Esta primera entrada es una
reverencia a dos monstruos poéticos. Ted Hughes y José Watanabe, que acaso no
necesitan presentación. El primero es uno de los mejores poetas que he leído. Uno
de esos poetas con los que se toca cielo y fondo. El cine representó su
complejo matrimonio con Sylvia Plath en la película
Sylvia. La vida y la obra de Hughes, que murió en 1998, estuvieron
tan cargadas que remito a los transeúntes de la noche a la excelente entrada
que le dedica la Wikipedia. José
Watanabe también es un clásico muerto. Hughes
pass away, en 1998 y Watanabe en el cercano 2007. A este último lo descubrí
en la selección de poemas que le hizo Casa de las Américas y que anda por las
librerías de Cuba. Fue llamado poeta sabio por su dominio del haiku, que expresa,
entre otras cosas, un “mirar por mirar”, una mirada ajena a la prisa de vivir. El
inglés y el peruano hijo de japonés comparten la misma balda de mi librero como
compartieron el fascinante tema de la belleza y la violencia en la vida
natural. De ese tema les traigo esta curiosidad: dos poemas muy parecidos y a
la vez distintos. Hughes mira a su anguila con los mismos ojos con que Watanabe
mira a un lenguado. Y la gata de mi amigo Cristian, que ha aportado estas imágenes,
nos mira a todos. El tema de Leonard Cohen
In my secret life se deja escuchar
muy bien... Buenas noches, Cuba; buenas noches mundo.
Una anguila
Ted Hughes
I
Lo más raro es su cabeza. Esa cúpula
que cubre el cerebro
madurada de forma extraña, como una
carlinga hinchada
con un cargamento enorme. Como
glándulas lobuladas
de enorme sensibilidad. Qué extraña
es la cabeza de la anguila.
Ese fruto de la evolución, abultado
y brillante como una ciruela.
El morro es como el rostro
aplastado de una zapatilla,
la boca es una mueca sonriente y
mecánica
de depredador frustrado. Y el iris
es como oro sucio,
destilado solo lo justo para
distinguirlo
del lodo oliváceo de su cuerpo,
de los grumos y granos negros. Y
ese ojo prematuro,
con la órbita más grande y con una
visión más difusa,
situado detrás del ojo, más pálido,
más ciego,
vuelto hacia dentro. Su joroba de búfalo
antecede su avance asombroso.
La aleta pectoral en medio del
hombro, concesión
a la vida de pez, se oculta
pegada a su envoltorio: la piel de
debajo
muestra la pálida desnudez de las
profundidades de la anguila
igual que el vientre, que es como
una perla opaca.
Lo más raro es esa piel que parece
una huella dactilar,
ese tejido gomoso
que la mantiene aislada. Todo el
cuerpo
tiene ondulaciones identificativas.
Aquí está,
hace flotar los sargazos
con su deseo secreto. Su vida es
una celda
aislada del mundo. Su paciencia
es universal y la favorece el amor
de las estrellas inclinadas, como
si ella
fuera la única inicial de la Tierra.

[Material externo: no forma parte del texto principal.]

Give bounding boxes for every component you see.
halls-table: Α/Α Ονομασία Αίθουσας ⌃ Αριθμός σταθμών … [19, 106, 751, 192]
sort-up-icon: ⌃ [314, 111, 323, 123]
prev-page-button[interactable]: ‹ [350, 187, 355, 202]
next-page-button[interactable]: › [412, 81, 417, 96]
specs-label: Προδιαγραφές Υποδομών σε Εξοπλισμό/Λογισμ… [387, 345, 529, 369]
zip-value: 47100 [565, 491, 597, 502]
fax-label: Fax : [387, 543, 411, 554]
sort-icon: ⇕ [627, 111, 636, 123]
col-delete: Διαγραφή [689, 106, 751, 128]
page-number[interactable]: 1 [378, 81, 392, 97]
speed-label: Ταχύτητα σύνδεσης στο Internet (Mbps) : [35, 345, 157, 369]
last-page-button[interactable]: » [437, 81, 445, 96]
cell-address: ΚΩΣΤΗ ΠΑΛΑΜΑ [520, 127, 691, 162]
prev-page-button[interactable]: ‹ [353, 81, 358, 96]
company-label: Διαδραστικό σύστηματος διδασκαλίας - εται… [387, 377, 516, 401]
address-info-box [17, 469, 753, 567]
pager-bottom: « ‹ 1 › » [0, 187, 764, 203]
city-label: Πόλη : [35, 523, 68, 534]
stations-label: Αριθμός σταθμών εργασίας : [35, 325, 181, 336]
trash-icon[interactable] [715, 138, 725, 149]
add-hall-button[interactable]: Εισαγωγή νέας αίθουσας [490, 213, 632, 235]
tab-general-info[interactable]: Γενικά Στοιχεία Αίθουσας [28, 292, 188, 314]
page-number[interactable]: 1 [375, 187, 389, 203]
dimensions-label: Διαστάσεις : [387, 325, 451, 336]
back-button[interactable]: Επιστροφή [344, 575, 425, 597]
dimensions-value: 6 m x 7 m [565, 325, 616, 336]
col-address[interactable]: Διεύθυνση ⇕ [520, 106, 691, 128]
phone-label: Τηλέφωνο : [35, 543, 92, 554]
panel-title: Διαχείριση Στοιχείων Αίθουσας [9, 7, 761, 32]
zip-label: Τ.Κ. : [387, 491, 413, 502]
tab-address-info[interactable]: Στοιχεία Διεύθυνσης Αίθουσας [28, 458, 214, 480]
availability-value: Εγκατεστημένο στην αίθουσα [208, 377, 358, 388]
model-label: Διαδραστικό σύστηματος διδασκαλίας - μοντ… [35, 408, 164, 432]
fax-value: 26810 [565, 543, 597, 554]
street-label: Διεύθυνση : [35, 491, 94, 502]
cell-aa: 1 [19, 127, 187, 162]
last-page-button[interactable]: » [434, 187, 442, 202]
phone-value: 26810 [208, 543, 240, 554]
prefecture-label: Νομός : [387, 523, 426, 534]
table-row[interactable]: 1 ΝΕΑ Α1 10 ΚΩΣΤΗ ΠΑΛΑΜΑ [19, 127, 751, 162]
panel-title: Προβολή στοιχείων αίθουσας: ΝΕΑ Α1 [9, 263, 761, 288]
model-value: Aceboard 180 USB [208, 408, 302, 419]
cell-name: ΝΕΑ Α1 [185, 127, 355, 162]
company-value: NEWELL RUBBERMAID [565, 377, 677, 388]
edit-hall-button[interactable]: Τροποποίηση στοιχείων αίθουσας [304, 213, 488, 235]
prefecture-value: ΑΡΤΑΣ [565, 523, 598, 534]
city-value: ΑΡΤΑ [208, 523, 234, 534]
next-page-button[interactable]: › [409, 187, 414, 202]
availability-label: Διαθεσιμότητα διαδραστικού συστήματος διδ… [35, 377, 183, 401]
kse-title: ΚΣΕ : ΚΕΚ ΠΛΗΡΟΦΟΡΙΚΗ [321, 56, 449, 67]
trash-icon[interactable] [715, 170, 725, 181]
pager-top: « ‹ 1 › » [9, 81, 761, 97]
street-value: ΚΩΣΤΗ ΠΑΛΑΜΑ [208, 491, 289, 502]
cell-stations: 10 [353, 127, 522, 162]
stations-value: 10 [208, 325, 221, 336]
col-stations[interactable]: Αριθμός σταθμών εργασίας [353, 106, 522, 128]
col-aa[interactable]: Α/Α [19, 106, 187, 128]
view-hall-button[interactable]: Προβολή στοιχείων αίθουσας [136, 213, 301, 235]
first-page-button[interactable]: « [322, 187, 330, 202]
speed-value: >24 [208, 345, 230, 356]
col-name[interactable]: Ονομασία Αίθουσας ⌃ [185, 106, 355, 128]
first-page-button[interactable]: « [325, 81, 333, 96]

A solas
con sus millones de años, es el
peregrino de la luna,
la monja del agua.
El
lenguado
José Watanabe
Soy
lo gris contra lo gris. Mi vida
depende de copiar incansablemente
el color de la arena,
pero ese truco sutil
que me permite comer y burlar enemigos
me ha deformado.
He perdido la simetría de los animales
bellos,
mis ojos y mis narices
han virado hacia un mismo lado
del rostro.
Soy un pequeño monstruo invisible
tendido siempre sobre el lecho del mar.
Las breves anchovetas que pasan a mi lado
creen que las devora
una agitación de arena
y los grandes depredadores me rozan sin percibir
mi miedo. El miedo circulará siempre en mi
cuerpo
como otra sangre. Mi cuerpo no es mucho. Soy
una palada de órganos enterrados en la arena
y los bordes imperceptibles de mi carne
no están muy lejos.
A veces sueño que me expando
y ondulo como una llanura, sereno y sin miedo, y más grande
que los más grandes. Yo soy entonces
toda la arena, todo el vasto fondo marino.